Int'l Call to Use Both 'East Sea' and 'Sea of Japan'

      September 04, 2009 09:06

      At the 15th International Seminar on the Naming of Seas in Sydney, Australia on Thursday, a two-day session called for using both the names "East Sea" and "Sea of Japan" for the body of water dividing Korea and Japan. The call was in line with recent trends in international geography to use exonym and eponym concurrently.

      Austria took the opportunity to announce that it has made it an official policy to use both names.

      Since it joined a UN body on geographical names in 1992, Korea has been urging the international community to give official recognition to the name "East Sea."
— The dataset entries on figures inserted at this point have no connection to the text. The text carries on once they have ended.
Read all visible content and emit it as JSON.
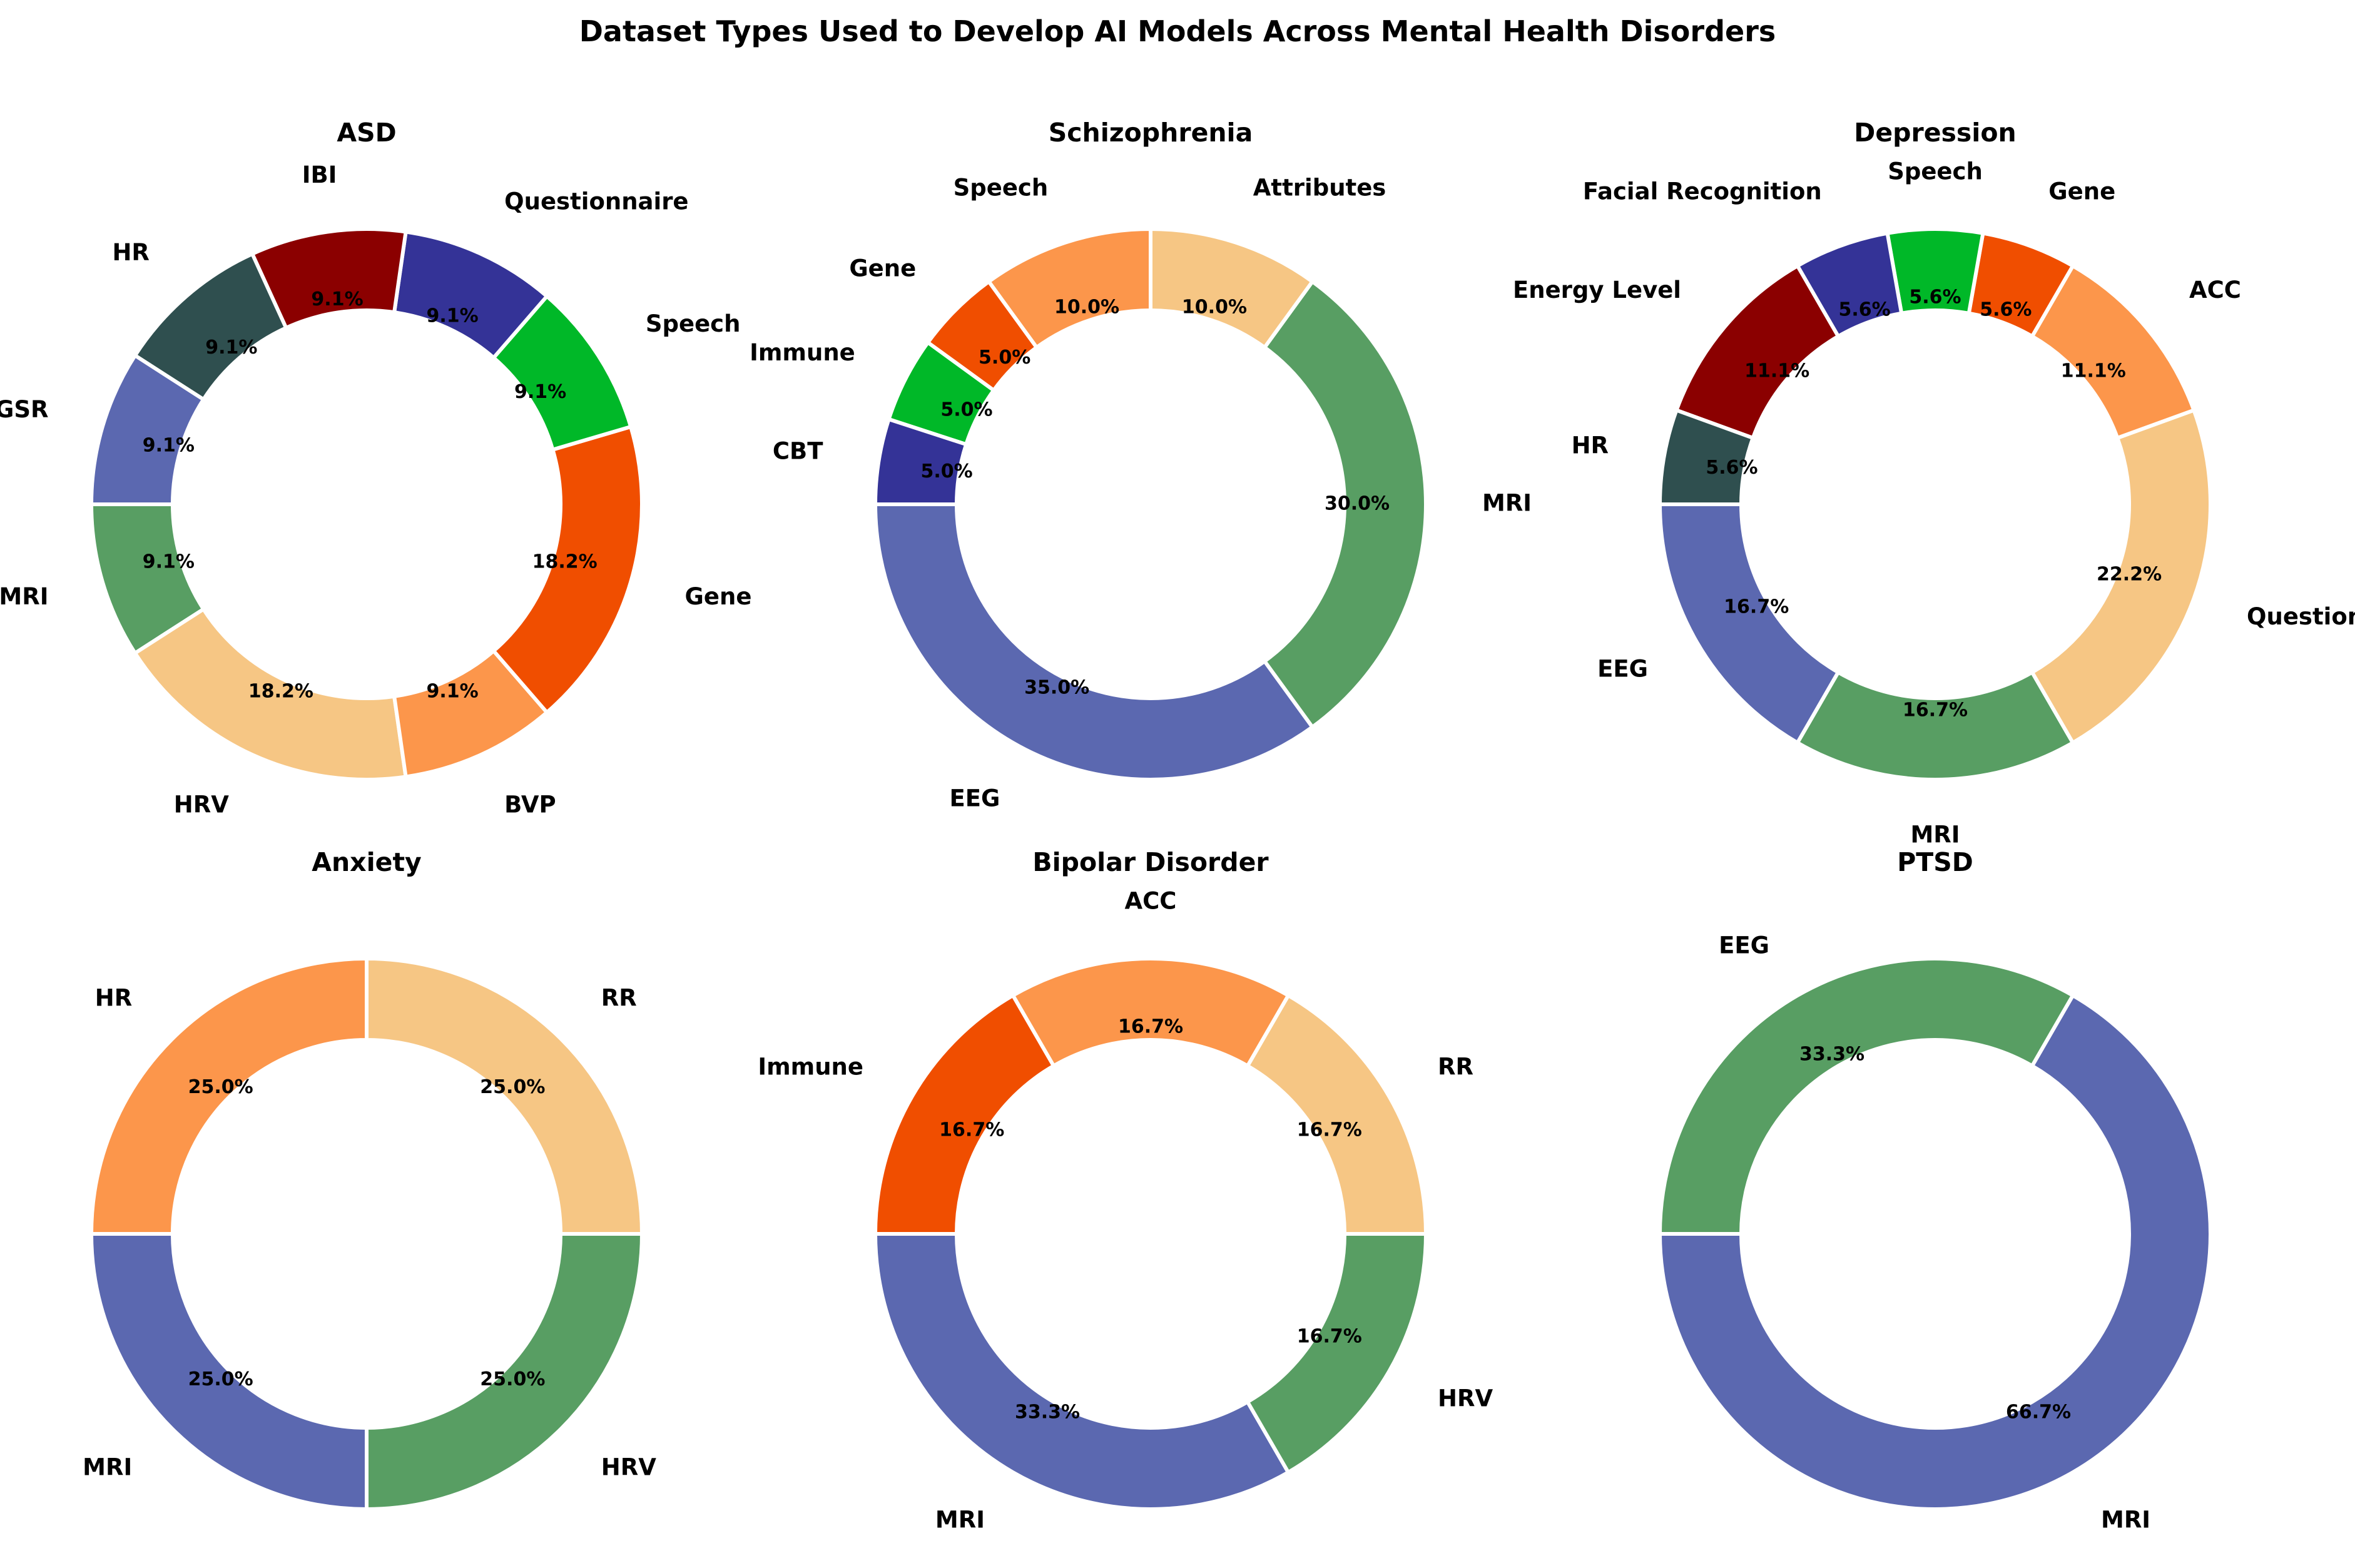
{
  "colors": {
    "blue": "#5b68b0",
    "green": "#589e63",
    "light_orange": "#f6c684",
    "orange": "#fc964b",
    "red_orange": "#f04e00",
    "bright_green": "#00b828",
    "navy": "#343397",
    "dark_red": "#8b0000",
    "dark_slate": "#2f4f4f"
  },
  "chart_data": {
    "title": "Dataset Types Used to Develop AI Models Across Mental Health Disorders",
    "type": "pie",
    "style": "donut",
    "charts": [
      {
        "title": "ASD",
        "slices": [
          {
            "label": "MRI",
            "percent": "9.1%",
            "value": 1,
            "color": "#589e63"
          },
          {
            "label": "HRV",
            "percent": "18.2%",
            "value": 2,
            "color": "#f6c684"
          },
          {
            "label": "BVP",
            "percent": "9.1%",
            "value": 1,
            "color": "#fc964b"
          },
          {
            "label": "Gene",
            "percent": "18.2%",
            "value": 2,
            "color": "#f04e00"
          },
          {
            "label": "Speech",
            "percent": "9.1%",
            "value": 1,
            "color": "#00b828"
          },
          {
            "label": "Questionnaire",
            "percent": "9.1%",
            "value": 1,
            "color": "#343397"
          },
          {
            "label": "IBI",
            "percent": "9.1%",
            "value": 1,
            "color": "#8b0000"
          },
          {
            "label": "HR",
            "percent": "9.1%",
            "value": 1,
            "color": "#2f4f4f"
          },
          {
            "label": "GSR",
            "percent": "9.1%",
            "value": 1,
            "color": "#5b68b0"
          }
        ]
      },
      {
        "title": "Schizophrenia",
        "slices": [
          {
            "label": "EEG",
            "percent": "35.0%",
            "value": 7,
            "color": "#5b68b0"
          },
          {
            "label": "MRI",
            "percent": "30.0%",
            "value": 6,
            "color": "#589e63"
          },
          {
            "label": "Attributes",
            "percent": "10.0%",
            "value": 2,
            "color": "#f6c684"
          },
          {
            "label": "Speech",
            "percent": "10.0%",
            "value": 2,
            "color": "#fc964b"
          },
          {
            "label": "Gene",
            "percent": "5.0%",
            "value": 1,
            "color": "#f04e00"
          },
          {
            "label": "Immune",
            "percent": "5.0%",
            "value": 1,
            "color": "#00b828"
          },
          {
            "label": "CBT",
            "percent": "5.0%",
            "value": 1,
            "color": "#343397"
          }
        ]
      },
      {
        "title": "Depression",
        "slices": [
          {
            "label": "EEG",
            "percent": "16.7%",
            "value": 3,
            "color": "#5b68b0"
          },
          {
            "label": "MRI",
            "percent": "16.7%",
            "value": 3,
            "color": "#589e63"
          },
          {
            "label": "Questionnaire Score",
            "percent": "22.2%",
            "value": 4,
            "color": "#f6c684"
          },
          {
            "label": "ACC",
            "percent": "11.1%",
            "value": 2,
            "color": "#fc964b"
          },
          {
            "label": "Gene",
            "percent": "5.6%",
            "value": 1,
            "color": "#f04e00"
          },
          {
            "label": "Speech",
            "percent": "5.6%",
            "value": 1,
            "color": "#00b828"
          },
          {
            "label": "Facial Recognition",
            "percent": "5.6%",
            "value": 1,
            "color": "#343397"
          },
          {
            "label": "Energy Level",
            "percent": "11.1%",
            "value": 2,
            "color": "#8b0000"
          },
          {
            "label": "HR",
            "percent": "5.6%",
            "value": 1,
            "color": "#2f4f4f"
          }
        ]
      },
      {
        "title": "Anxiety",
        "slices": [
          {
            "label": "MRI",
            "percent": "25.0%",
            "value": 1,
            "color": "#5b68b0"
          },
          {
            "label": "HRV",
            "percent": "25.0%",
            "value": 1,
            "color": "#589e63"
          },
          {
            "label": "RR",
            "percent": "25.0%",
            "value": 1,
            "color": "#f6c684"
          },
          {
            "label": "HR",
            "percent": "25.0%",
            "value": 1,
            "color": "#fc964b"
          }
        ]
      },
      {
        "title": "Bipolar Disorder",
        "slices": [
          {
            "label": "MRI",
            "percent": "33.3%",
            "value": 2,
            "color": "#5b68b0"
          },
          {
            "label": "HRV",
            "percent": "16.7%",
            "value": 1,
            "color": "#589e63"
          },
          {
            "label": "RR",
            "percent": "16.7%",
            "value": 1,
            "color": "#f6c684"
          },
          {
            "label": "ACC",
            "percent": "16.7%",
            "value": 1,
            "color": "#fc964b"
          },
          {
            "label": "Immune",
            "percent": "16.7%",
            "value": 1,
            "color": "#f04e00"
          }
        ]
      },
      {
        "title": "PTSD",
        "slices": [
          {
            "label": "MRI",
            "percent": "66.7%",
            "value": 2,
            "color": "#5b68b0"
          },
          {
            "label": "EEG",
            "percent": "33.3%",
            "value": 1,
            "color": "#589e63"
          }
        ]
      }
    ]
  }
}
      The call is based on the UN Resolution on the Standardization of Geographical Names adopted in 1974, which says when there is a geographical feature shared among two or more countries, the designation is generally standardized through consultations among the countries concerned. If the effort to standardize fails, however, the names used by each of the countries are used concurrently.

      Participants pose for a group photo at the International Seminar on the Naming of Seas in Sydney, Australia on Thursday.

      At the seminar, European geographers and Brahim Atoui, vice chair of the UN Group of Experts on Geographical Names, reiterated the importance of approaching the controversy over the use of East Sea or Sea of Japan, through debate on exonym and eponym.

      The prevailing view is that priority should be given to eponym over exonym, giving rise to a call to respect both names, since "East Sea" is the Korean eponym and "Sea of Japan" the Japanese.

      Meanwhile, Peter Jordan, the chair of the Austrian Board on Geographical Names, on Thursday said the agency recently decided to use both names on maps, in printed matter such as newspapers, and in videos or films. The board is a joint government-civilian council that makes decisions on official geographical names used in Austria.

      Korean geographers who attended the seminar said so far only civilian organizations like National Geographic in the U.S. have decided to use both names, but Austria is the first country that decided to do so.